To opponents of the Department of Labor’s fiduciary rule, the best-interest contract exemption is something akin to the spawn of Satan.

This provision of the rule, which raised investment advice standards in retirement accounts, allows broker-dealers to continue providing investment advice deemed conflicted by the DOL, but under certain conditions.

It inspires such ire and consternation primarily due to the fact that it exposes broker-dealers to class-action lawsuits from investors. BICE also comes with several different disclosure requirements that stakeholders are none too fond of.

Yet these very same naysayers are wholeheartedly and voluntarily embracing BICE for annuity sales through January, when the full force of the fiduciary rule is set to kick in, even though another exemption is available.

That exemption, Prohibited Transaction Exemption 84-24, covers the sale of insurance products such as annuities. It had previously been considered less onerous than BICE by most stakeholders, until DOL action in April reversed that line of thinking.

“BICE was bad, 84-24 was better,” Duane Thompson, senior policy analyst at fi360 Inc., a fiduciary consulting firm, said of firms’ thinking. “But right now it’s kind of the flip side. BICE, ironically, is less onerous than 84-24.”

When the Department of Labor delayed the phased implementation period of the rule by 60 days, to June 9 from April 10, it also deferred some compliance requirements of BICE until January 2018.

Until then, all that’s required for those providing fiduciary investment advice is adherence to the impartial conduct standards: providing best-interest advice, receiving reasonable compensation, and making no materially misleading statements to clients.

Those impartial conduct standards also apply to PTE 84-24. However, there are additional disclosure requirements that go along with this exemption during the rule’s transition period. Brokers, for instance, must disclose their initial and recurring compensation, and the client must acknowledge receipt of that information in writing and affirm the transaction.

“Folks that qualify as a fiduciary are tending to want to rely on transition BICE, because it’s easier, quite frankly, than 84-24,” said Bruce Ashton, a partner at Drinker Biddle & Reath. “There are no formal disclosure requirements, as there are under 84-24.”

Previous to the DOL’s rule change, firms using BICE would have had to deliver a written statement to clients acknowledging fiduciary status; state in writing the firm and adviser will comply with the impartial conduct standards and disclose material conflicts of interest; and deliver a one-time disclosure to clients if they had proprietary products or products based on third-party payments, Mr.
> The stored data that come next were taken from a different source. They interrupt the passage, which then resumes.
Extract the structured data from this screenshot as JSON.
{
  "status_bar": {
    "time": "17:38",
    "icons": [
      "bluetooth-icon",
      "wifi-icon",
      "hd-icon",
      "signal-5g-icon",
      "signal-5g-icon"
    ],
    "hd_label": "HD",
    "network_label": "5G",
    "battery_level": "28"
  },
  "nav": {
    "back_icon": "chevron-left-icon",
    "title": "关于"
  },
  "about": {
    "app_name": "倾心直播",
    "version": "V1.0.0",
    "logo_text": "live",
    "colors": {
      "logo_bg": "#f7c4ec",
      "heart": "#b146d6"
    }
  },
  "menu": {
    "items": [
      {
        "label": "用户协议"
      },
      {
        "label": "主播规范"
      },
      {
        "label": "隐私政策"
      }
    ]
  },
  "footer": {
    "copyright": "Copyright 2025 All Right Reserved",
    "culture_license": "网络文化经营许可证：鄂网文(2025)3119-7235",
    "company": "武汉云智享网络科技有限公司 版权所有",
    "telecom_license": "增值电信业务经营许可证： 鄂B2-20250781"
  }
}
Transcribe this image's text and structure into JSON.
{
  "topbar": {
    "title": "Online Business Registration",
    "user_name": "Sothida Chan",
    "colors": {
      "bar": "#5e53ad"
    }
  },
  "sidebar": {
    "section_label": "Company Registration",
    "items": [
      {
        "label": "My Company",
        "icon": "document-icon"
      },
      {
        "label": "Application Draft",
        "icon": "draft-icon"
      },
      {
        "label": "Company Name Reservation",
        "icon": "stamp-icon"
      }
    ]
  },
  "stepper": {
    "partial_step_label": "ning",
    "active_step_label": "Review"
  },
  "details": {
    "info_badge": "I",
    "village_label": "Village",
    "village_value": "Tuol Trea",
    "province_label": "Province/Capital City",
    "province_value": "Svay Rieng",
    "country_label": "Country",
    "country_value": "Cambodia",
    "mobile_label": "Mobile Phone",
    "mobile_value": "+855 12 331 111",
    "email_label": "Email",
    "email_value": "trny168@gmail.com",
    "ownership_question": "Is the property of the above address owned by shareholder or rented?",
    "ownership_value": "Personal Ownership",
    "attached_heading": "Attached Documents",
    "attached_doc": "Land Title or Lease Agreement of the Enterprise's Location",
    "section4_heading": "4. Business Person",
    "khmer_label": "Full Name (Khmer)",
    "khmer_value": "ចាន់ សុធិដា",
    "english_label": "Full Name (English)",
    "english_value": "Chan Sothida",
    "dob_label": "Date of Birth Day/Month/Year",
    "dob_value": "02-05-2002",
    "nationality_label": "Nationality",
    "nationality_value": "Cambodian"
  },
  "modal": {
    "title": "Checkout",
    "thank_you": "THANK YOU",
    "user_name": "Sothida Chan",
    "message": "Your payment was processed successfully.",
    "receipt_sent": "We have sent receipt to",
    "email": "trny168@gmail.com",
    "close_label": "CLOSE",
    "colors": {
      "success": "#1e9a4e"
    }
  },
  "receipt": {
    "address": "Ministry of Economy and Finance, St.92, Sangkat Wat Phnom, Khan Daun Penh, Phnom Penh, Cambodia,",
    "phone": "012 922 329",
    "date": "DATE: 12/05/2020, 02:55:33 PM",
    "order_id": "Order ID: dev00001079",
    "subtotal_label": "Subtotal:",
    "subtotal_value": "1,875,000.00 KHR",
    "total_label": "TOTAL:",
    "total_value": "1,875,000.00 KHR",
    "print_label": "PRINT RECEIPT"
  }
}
Thompson said.

Firms’ reversal in thinking on BICE is all the more striking since annuity distributors and manufacturers were in an uproar last year upon discovering indexed annuities and variable annuities were required to be sold under BICE.

During the rule’s transition period, these annuities are able to be sold under PTE 84-24, but in large part firms aren’t doing so, observers said.

One group that is: independent marketing organizations, which market insurance products like indexed annuities to independent insurance agents. Because of a quirk in the rule, most don’t qualify to use BICE. So, at least until January, IMOs can continue selling indexed annuities under PTE 84-24.

Of course, these strategies are all in flux given the potential for the DOL to change the rule, in response to a directive from the Trump administration to review it. Some believe some provisions in BICE may be watered down, or that the January date for full rule compliance will be delayed.